ISTOÉ – É verdade que se trabalha com a hipótese de a transferência tecnológica ser feita para o Centro de Tecnologia Aeroespacial, que, posteriormente, repassaria essa tecnologia às empresas nacionais?
Viegas – Isso não procede. O CTA não faz avião. O CTA está engajado no programa espacial.
ISTOÉ – O programa espacial será favorecido pelo projeto FX?
Viegas – São duas coisas separadas. Inteiramente separadas uma da outra. Não há correlação entre a decisão do FX e a decisão do programa espacial. São dois assuntos totalmente separados.
ISTOÉ – Não há, nos pacotes apresentados pelas empresas
que disputam a venda dos caças, questões relativas ao
programa espacial?
Viegas – Não. E isso seria irrelevante. São dois assuntos separados.
São dois processos de decisão separados.
ISTOÉ – Embora esteja localizado na América Latina, o Haiti não se insere, tradicionalmente, na área de preocupações geopolíticas do Brasil. No entanto, o País deve liderar a Força de Paz da ONU para o Haiti, enviando um contingente de 1.100 militares, que é o maior desde a nossa participação na Força de Paz de Angola, nos anos 90. Como se explica essa proeminência?

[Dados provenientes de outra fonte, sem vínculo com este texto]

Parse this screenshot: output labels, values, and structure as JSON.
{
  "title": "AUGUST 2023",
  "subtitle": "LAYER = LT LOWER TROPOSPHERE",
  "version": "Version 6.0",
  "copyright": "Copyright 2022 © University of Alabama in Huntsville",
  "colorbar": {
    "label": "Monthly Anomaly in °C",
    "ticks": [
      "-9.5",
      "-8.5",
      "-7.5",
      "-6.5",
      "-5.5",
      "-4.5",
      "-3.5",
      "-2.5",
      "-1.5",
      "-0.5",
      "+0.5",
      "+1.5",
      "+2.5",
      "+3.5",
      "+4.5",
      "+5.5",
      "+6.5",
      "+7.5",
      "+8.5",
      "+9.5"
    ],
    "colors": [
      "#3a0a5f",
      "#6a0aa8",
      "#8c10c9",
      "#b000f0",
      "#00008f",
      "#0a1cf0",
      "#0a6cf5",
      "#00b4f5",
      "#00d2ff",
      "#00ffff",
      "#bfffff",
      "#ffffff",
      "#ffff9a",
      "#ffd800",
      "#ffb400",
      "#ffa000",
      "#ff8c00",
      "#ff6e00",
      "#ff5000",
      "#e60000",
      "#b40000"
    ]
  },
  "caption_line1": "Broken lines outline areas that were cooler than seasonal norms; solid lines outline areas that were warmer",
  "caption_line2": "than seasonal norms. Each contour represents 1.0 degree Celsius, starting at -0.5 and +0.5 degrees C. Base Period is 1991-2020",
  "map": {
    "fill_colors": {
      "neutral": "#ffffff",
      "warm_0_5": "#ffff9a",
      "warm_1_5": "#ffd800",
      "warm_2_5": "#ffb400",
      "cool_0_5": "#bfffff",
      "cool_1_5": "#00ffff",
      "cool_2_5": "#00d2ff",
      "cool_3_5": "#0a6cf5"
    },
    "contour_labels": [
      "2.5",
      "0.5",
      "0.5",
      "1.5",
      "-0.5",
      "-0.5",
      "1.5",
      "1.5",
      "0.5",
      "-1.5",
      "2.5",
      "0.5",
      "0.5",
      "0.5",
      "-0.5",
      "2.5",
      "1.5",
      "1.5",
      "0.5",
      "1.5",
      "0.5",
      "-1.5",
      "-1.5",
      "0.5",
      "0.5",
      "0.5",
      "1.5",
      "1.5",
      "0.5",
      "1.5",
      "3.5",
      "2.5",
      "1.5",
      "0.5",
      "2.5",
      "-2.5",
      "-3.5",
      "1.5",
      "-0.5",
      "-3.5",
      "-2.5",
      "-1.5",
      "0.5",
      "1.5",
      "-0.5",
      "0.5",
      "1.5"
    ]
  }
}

Viegas – A definição do número de integrantes da Força de Paz para o Haiti dependerá da decisão que a ONU ainda deverá tomar. A resolução do Conselho de Segurança sobre o Haiti encarregou o secretário-geral, Kofi Annan, de sugerir as definições, o mandato e a estrutura dessa força. Então, os números que temos manuseados ainda são aproximados; estamos pensando em 1.100, mas poderá ser um pouco mais, um pouco menos. Quanto ao desejo do Brasil de participar, não é a primeira vez que isso se manifesta. Temos uma razoável história de participação em Forças de Paz da ONU, desde o Batalhão de Suez, nos anos 50, até o Timor Leste, que teve início em 1999.
ISTOÉ – Mandamos para o Timor Leste, por exemplo – que é um país com o qual o Brasil tem laços bem mais fortes –, apenas um pelotão de 70 soldados da Polícia do Exército…
Viegas – No Timor, a participação do Brasil é menor porque a própria Força de Paz é menor. O Haiti fica na América Latina, uma das prioridades de atuação diplomática do Brasil, ao lado da comunidade dos países de língua portuguesa. É bom ressaltar que o prestígio da participação
dos soldados brasileiros é muito grande, temos muita cooperação com
os países em que atuam as Forças de Paz. A participação brasileira é sempre muito bem recebida pelas populações locais e permite que as Nações Unidas tenham uma implantação superior. Nós esperamos
que no Haiti essas esperanças que tivemos em Angola, Moçambique, Timor Leste, se confirmem.
ISTOÉ – Houve consenso em torno da escolha do Brasil para
chefiar a Força de Paz?
Viegas – Talvez seja cedo demais para se falar em consenso, mas
houve uma série de sugestões nesse sentido: do secretário-geral,
do presidente Jacques Chirac e de outras pessoas da comunidade internacional. Colhemos, nos EUA e na Europa, essas manifestações
de interesse e procuramos responder positivamente, porque não deixa
de ser um grande prestígio, para o Brasil, ser cogitado e até comandar uma Força de Paz dessa envergadura.
ISTOÉ – Quem vai arcar com as despesas?
Viegas – A ONU faz o ressarcimento das operações, de modo que nós estamos aqui fazendo as equações de custo para que esse ressarcimento possa cobrir uma parte substancial dos gastos.
ISTOÉ – Há uma estimativa?
Viegas – Ainda não. É caro, mas, como há o ressarcimento, a médio prazo esses valores compensam pela entrada de recursos internacionais.
ISTOÉ – Havia uma expectativa, no Timor Leste, de que o Brasil participasse do treinamento das Forças Armadas do país. Como evoluiu essa situação?
Viegas –
Isso está em evolução. Ainda neste mês, tivemos a visita do ministro da Defesa e do chanceler do Timor Leste e falamos sobre isso. Eles nos apresentaram pedidos modestos, até pela modéstia da capacidade deles; pediram para enviarmos quatro instrutores e eu imediatamente dei um parecer favorável para isso.